- Flag Coat of arms
- Interactive map of Gmina Terespol
- Coordinates (Terespol): 52°5′N 23°34′E﻿ / ﻿52.083°N 23.567°E
- Country: Poland
- Voivodeship: Lublin
- County: Biała County
- Seat: Terespol

Area
- • Total: 141.31 km^{2} (54.56 sq mi)

Population (2019)
- • Total: 5,560
- • Density: 39.3/km^{2} (102/sq mi)
- Website: http://www.terespol.ug.gov.pl

= Gmina Terespol =

Gmina Terespol is a rural gmina (administrative district) in Biała County, Lublin Voivodeship, in eastern Poland, on the border with Belarus. Its seat is the town of Terespol, although the town is not part of the territory of the gmina.

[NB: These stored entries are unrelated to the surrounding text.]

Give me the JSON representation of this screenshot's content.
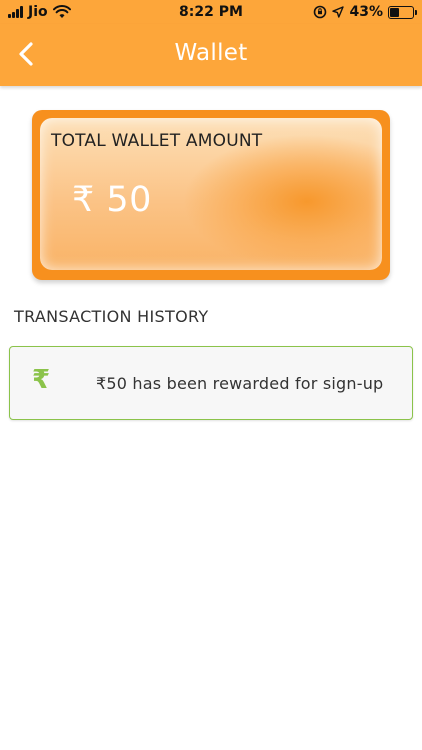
{
  "status_bar": {
    "carrier": "Jio",
    "time": "8:22 PM",
    "battery": "43%",
    "battery_level": 0.43
  },
  "nav": {
    "title": "Wallet",
    "back_icon": "chevron-left-icon"
  },
  "wallet": {
    "label": "TOTAL WALLET AMOUNT",
    "amount": "₹ 50"
  },
  "transactions": {
    "section_title": "TRANSACTION HISTORY",
    "items": [
      {
        "icon": "₹",
        "text": "₹50 has been rewarded for sign-up"
      }
    ]
  },
  "colors": {
    "brand_orange": "#fda63a",
    "card_orange": "#f7901e",
    "success_green": "#8bc34a"
  }
}
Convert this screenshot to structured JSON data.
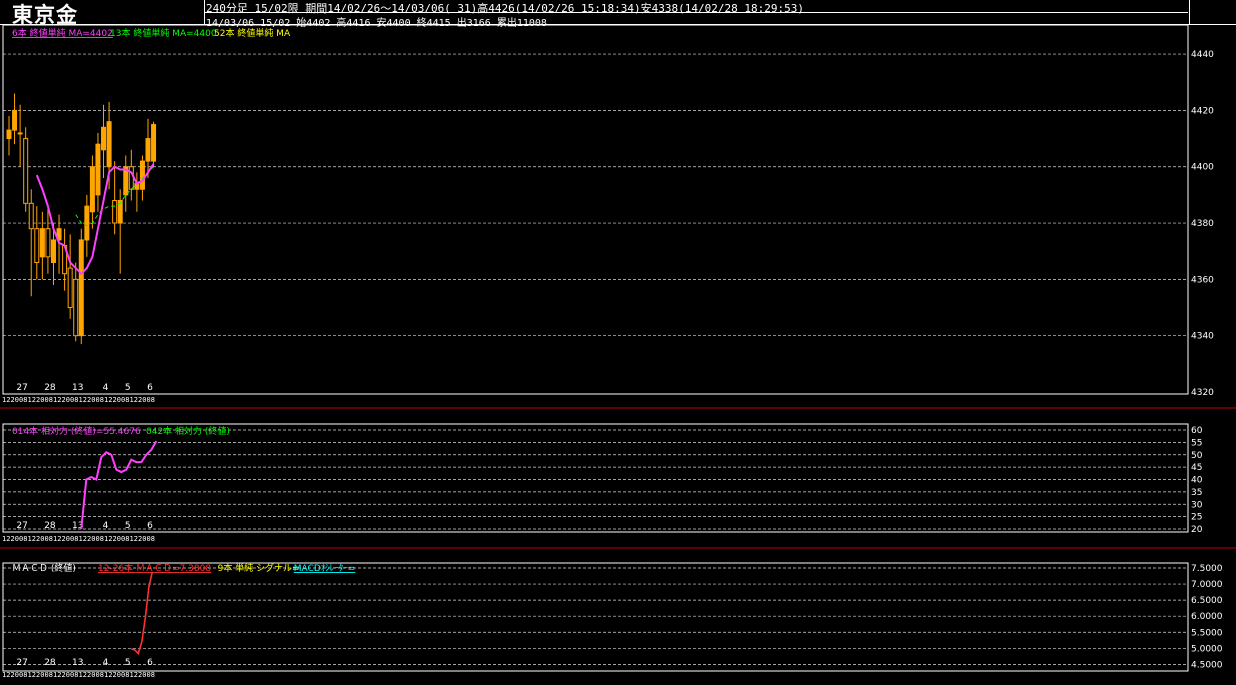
{
  "header": {
    "title": "東京金",
    "line1": "240分足 15/02限  期間14/02/26～14/03/06( 31)高4426(14/02/26 15:18:34)安4338(14/02/28 18:29:53)",
    "line2": "14/03/06 15/02 始4402 高4416 安4400 終4415 出3166 累出11008"
  },
  "colors": {
    "candle": "#FFA500",
    "ma6": "#FF40FF",
    "ma13": "#00FF00",
    "ma52": "#FFFF00",
    "rsi14": "#FF40FF",
    "rsi42": "#00FF00",
    "macd": "#FF3030",
    "signal": "#FFFF00",
    "oscillator": "#00FFFF",
    "separator": "#C00000",
    "grid": "#FFFFFF"
  },
  "x_axis": {
    "day_labels": [
      "27",
      "28",
      "13",
      "4",
      "5",
      "6"
    ],
    "hour_labels": [
      "12",
      "20",
      "08",
      "12",
      "20",
      "08",
      "12",
      "20",
      "08",
      "12",
      "20",
      "08",
      "12",
      "20",
      "08",
      "12",
      "20",
      "08"
    ]
  },
  "chart_data": [
    {
      "type": "candlestick",
      "legend": [
        {
          "text": "6本 終値単純 MA=4402",
          "color": "#FF40FF"
        },
        {
          "text": "13本 終値単純 MA=4400",
          "color": "#00FF00"
        },
        {
          "text": "52本 終値単純 MA",
          "color": "#FFFF00"
        }
      ],
      "yticks": [
        4440,
        4420,
        4400,
        4380,
        4360,
        4340,
        4320
      ],
      "ylim": [
        4320,
        4445
      ],
      "candles": [
        {
          "o": 4410,
          "h": 4418,
          "l": 4404,
          "c": 4413
        },
        {
          "o": 4413,
          "h": 4426,
          "l": 4408,
          "c": 4420
        },
        {
          "o": 4412,
          "h": 4422,
          "l": 4400,
          "c": 4412
        },
        {
          "o": 4410,
          "h": 4414,
          "l": 4384,
          "c": 4387
        },
        {
          "o": 4387,
          "h": 4392,
          "l": 4354,
          "c": 4378
        },
        {
          "o": 4378,
          "h": 4386,
          "l": 4360,
          "c": 4366
        },
        {
          "o": 4368,
          "h": 4384,
          "l": 4360,
          "c": 4378
        },
        {
          "o": 4378,
          "h": 4385,
          "l": 4362,
          "c": 4368
        },
        {
          "o": 4366,
          "h": 4380,
          "l": 4358,
          "c": 4374
        },
        {
          "o": 4374,
          "h": 4383,
          "l": 4362,
          "c": 4378
        },
        {
          "o": 4372,
          "h": 4378,
          "l": 4356,
          "c": 4362
        },
        {
          "o": 4364,
          "h": 4376,
          "l": 4346,
          "c": 4350
        },
        {
          "o": 4360,
          "h": 4366,
          "l": 4338,
          "c": 4340
        },
        {
          "o": 4340,
          "h": 4378,
          "l": 4337,
          "c": 4374
        },
        {
          "o": 4374,
          "h": 4390,
          "l": 4368,
          "c": 4386
        },
        {
          "o": 4384,
          "h": 4404,
          "l": 4378,
          "c": 4400
        },
        {
          "o": 4390,
          "h": 4412,
          "l": 4384,
          "c": 4408
        },
        {
          "o": 4406,
          "h": 4422,
          "l": 4396,
          "c": 4414
        },
        {
          "o": 4400,
          "h": 4423,
          "l": 4392,
          "c": 4416
        },
        {
          "o": 4388,
          "h": 4402,
          "l": 4376,
          "c": 4380
        },
        {
          "o": 4380,
          "h": 4392,
          "l": 4362,
          "c": 4388
        },
        {
          "o": 4390,
          "h": 4404,
          "l": 4384,
          "c": 4400
        },
        {
          "o": 4400,
          "h": 4406,
          "l": 4388,
          "c": 4392
        },
        {
          "o": 4392,
          "h": 4398,
          "l": 4384,
          "c": 4394
        },
        {
          "o": 4392,
          "h": 4404,
          "l": 4388,
          "c": 4402
        },
        {
          "o": 4402,
          "h": 4417,
          "l": 4396,
          "c": 4410
        },
        {
          "o": 4402,
          "h": 4416,
          "l": 4400,
          "c": 4415
        }
      ],
      "ma6": [
        null,
        null,
        null,
        null,
        null,
        4397,
        4392,
        4386,
        4378,
        4373,
        4372,
        4366,
        4364,
        4362,
        4364,
        4368,
        4378,
        4388,
        4398,
        4400,
        4399,
        4399,
        4398,
        4394,
        4395,
        4398,
        4401
      ],
      "ma13": [
        null,
        null,
        null,
        null,
        null,
        null,
        null,
        null,
        null,
        null,
        null,
        null,
        4383,
        4380,
        4379,
        4380,
        4383,
        4385,
        4386,
        4386,
        4387,
        4390,
        4392,
        4394,
        4396,
        4398,
        4400
      ]
    },
    {
      "type": "line",
      "legend": [
        {
          "text": "014本 相対力 (終値)=55.4676",
          "color": "#FF40FF"
        },
        {
          "text": "042本 相対力 (終値)",
          "color": "#00FF00"
        }
      ],
      "yticks": [
        60,
        55,
        50,
        45,
        40,
        35,
        30,
        25,
        20
      ],
      "ylim": [
        20,
        60
      ],
      "x_start_index": 13,
      "values": [
        20,
        40,
        41,
        40,
        49,
        51,
        50,
        44,
        43,
        44,
        48,
        47,
        47,
        50,
        52,
        55.5
      ]
    },
    {
      "type": "line",
      "legend_prefix": "ＭＡＣＤ (終値)",
      "legend": [
        {
          "text": "12-26本 ＭＡＣＤ=7.3808",
          "color": "#FF3030"
        },
        {
          "text": "9本 単純 シグナル=",
          "color": "#FFFF00"
        },
        {
          "text": "MACDｵｼﾚｰﾀｰ=",
          "color": "#00FFFF"
        }
      ],
      "yticks": [
        "7.5000",
        "7.0000",
        "6.5000",
        "6.0000",
        "5.5000",
        "5.0000",
        "4.5000"
      ],
      "ylim": [
        4.45,
        7.5
      ],
      "x_start_index": 22,
      "values": [
        4.98,
        4.95,
        4.84,
        5.2,
        5.95,
        6.9,
        7.38
      ]
    }
  ]
}
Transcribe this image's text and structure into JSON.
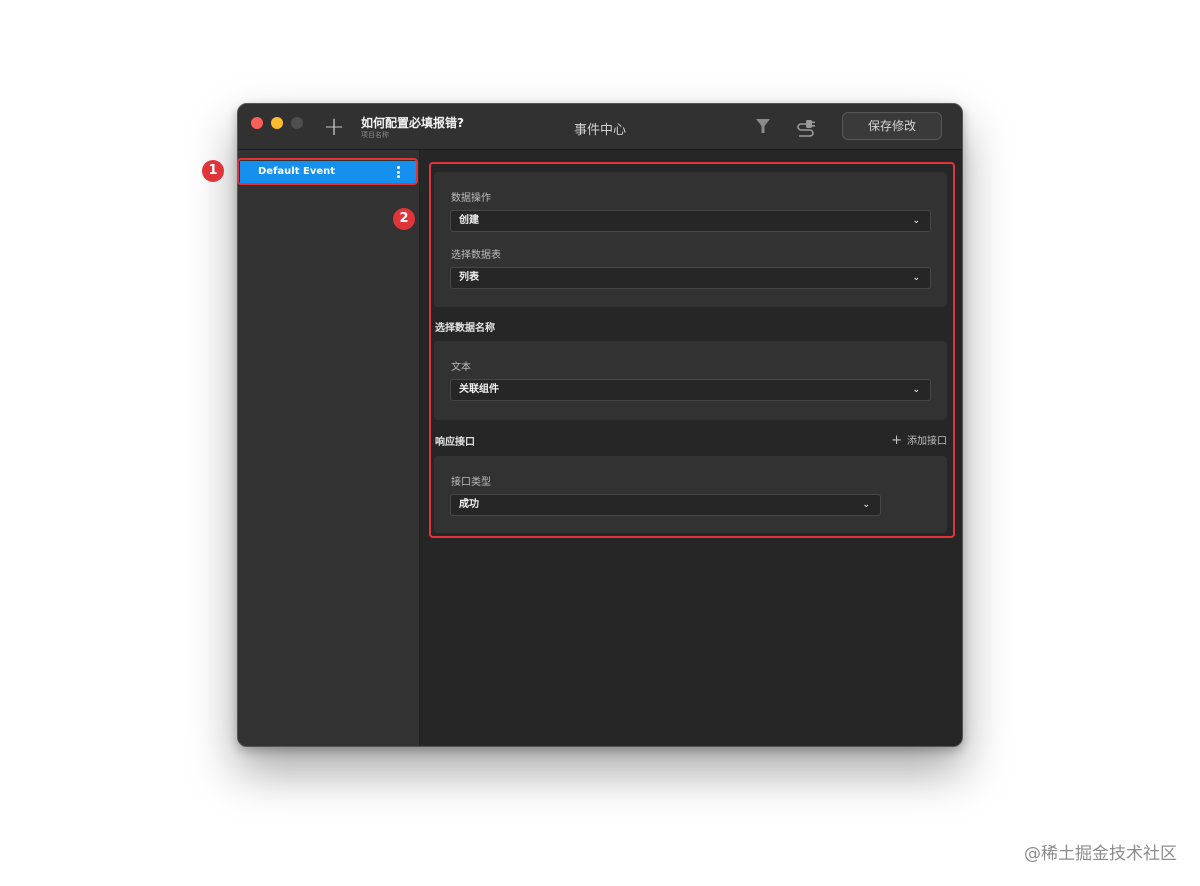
{
  "window": {
    "project_title": "如何配置必填报错?",
    "project_subtitle": "项目名称",
    "center_title": "事件中心",
    "save_label": "保存修改"
  },
  "sidebar": {
    "items": [
      {
        "label": "Default Event",
        "selected": true
      }
    ]
  },
  "form": {
    "data_operation_label": "数据操作",
    "data_operation_value": "创建",
    "data_table_label": "选择数据表",
    "data_table_value": "列表",
    "data_name_section": "选择数据名称",
    "text_label": "文本",
    "text_value": "关联组件",
    "response_section": "响应接口",
    "add_interface_label": "添加接口",
    "interface_type_label": "接口类型",
    "interface_type_value": "成功"
  },
  "annotations": {
    "badge1": "1",
    "badge2": "2"
  },
  "watermark": "@稀土掘金技术社区",
  "colors": {
    "accent": "#1590ee",
    "highlight": "#e0343b",
    "window_bg": "#262626"
  }
}
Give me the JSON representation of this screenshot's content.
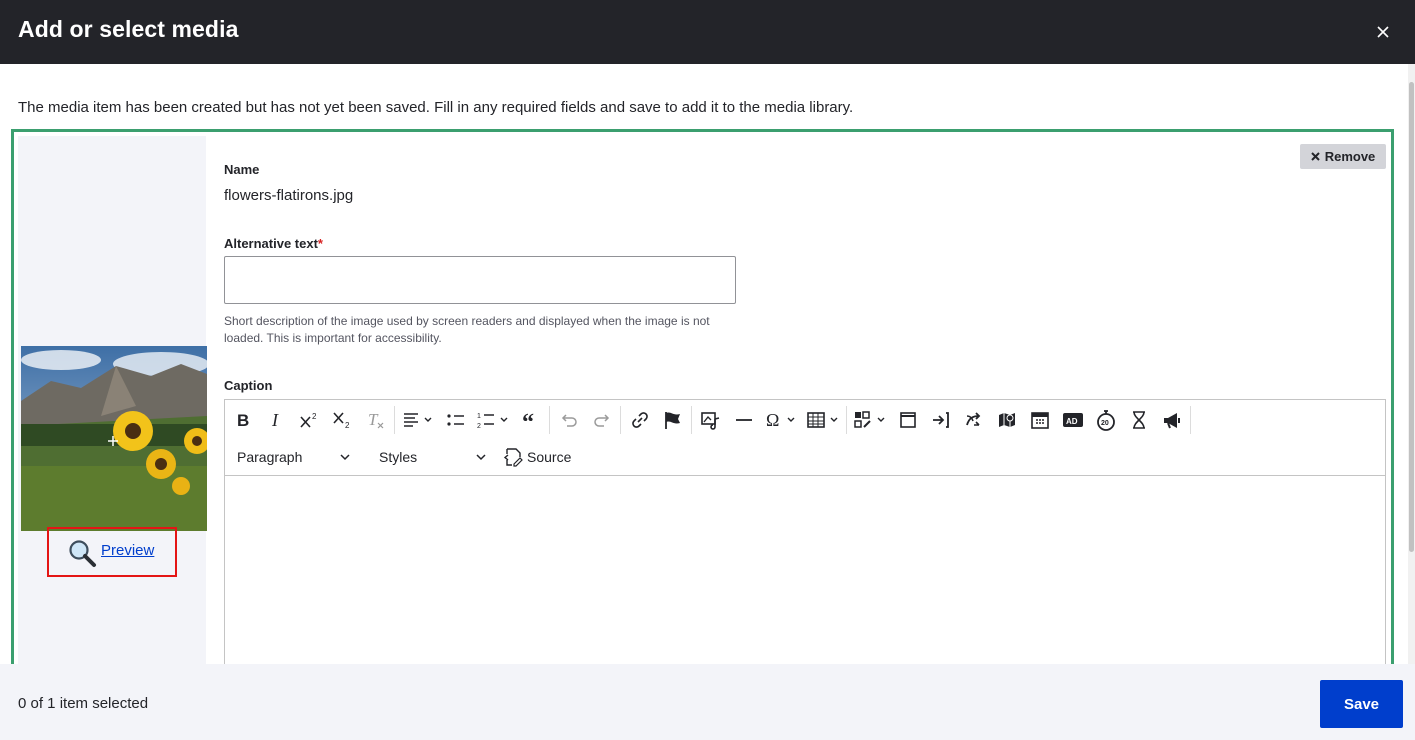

The gmina covers an area of 141.31 km2, and as of 2006 its total population is 7,037 (6,839 in 2014).

The gmina contains part of the protected area called Podlasie Bug Gorge Landscape Park.

==Villages==
Gmina Terespol contains the villages and settlements of Bohukały, Dobratycze-Kolonia, Kobylany, Kołpin, Koroszczyn, Kukuryki, Kużawka, Lebiedziew, Lechuty Duże, Lechuty Małe, Łęgi, Łobaczew Duży, Łobaczew Mały, Małaszewicze, Małaszewicze Duże, Małaszewicze Małe, Michalków, Murawiec, Neple, Podolanka, Polatycze, Samowicze, Starzynka, Zastawek and Żuki.

==Neighbouring gminas==
Gmina Terespol is bordered by the town of Terespol and by the gminas of Kodeń, Piszczac, Rokitno and Zalesie. It also borders Belarus.